The 6 p.m. lecture, "Gold Chain Nooses: A Semiology of Lynching for the Hip-Hop Generation," will take place in Breidenbaugh Hall, Room 201. James Peterson's lecture is designed to use hip-hop culture as a lens through which events in society and politics can be analyzed. Peterson is a visiting professor who will teach a course on hip-hop and African American studies in the fall at Gettysburg College. The lecture is free and open to the public.
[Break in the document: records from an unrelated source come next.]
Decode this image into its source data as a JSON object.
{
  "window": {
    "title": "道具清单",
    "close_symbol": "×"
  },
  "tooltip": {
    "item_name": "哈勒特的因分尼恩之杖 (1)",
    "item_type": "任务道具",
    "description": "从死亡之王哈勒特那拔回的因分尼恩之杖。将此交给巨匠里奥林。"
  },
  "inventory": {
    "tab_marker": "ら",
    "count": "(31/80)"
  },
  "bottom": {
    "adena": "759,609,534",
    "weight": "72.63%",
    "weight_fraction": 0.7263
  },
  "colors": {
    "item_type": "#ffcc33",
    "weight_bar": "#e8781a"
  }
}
Peterson's interest in the hip-hop culture is derived from growing up in Newark, N.J., and as an undergraduate at Duke University where he studied African-American literature and linguistics. At North Carolina State University and University of Pennsylvania, where he earned his master's and doctorate, respectively, he studied with scholars who were examining the socio-linguistic connections in hip-hop music and culture. Peterson is the founder of Hip-Hop Scholars, an association of academics dedicated to researching and developing the cultural and educational potential of hip-hop, urban and youth cultures. His vision is that the organization will help him build his research and raise money for scholarships for students from inner-city neighborhoods.
Gettysburg College is a highly selective four-year residential college of liberal arts and sciences with approximately 2,600 students. It is located on a 200-acre campus adjacent to Gettysburg National Military Park in Pennsylvania. The college was founded in 1832.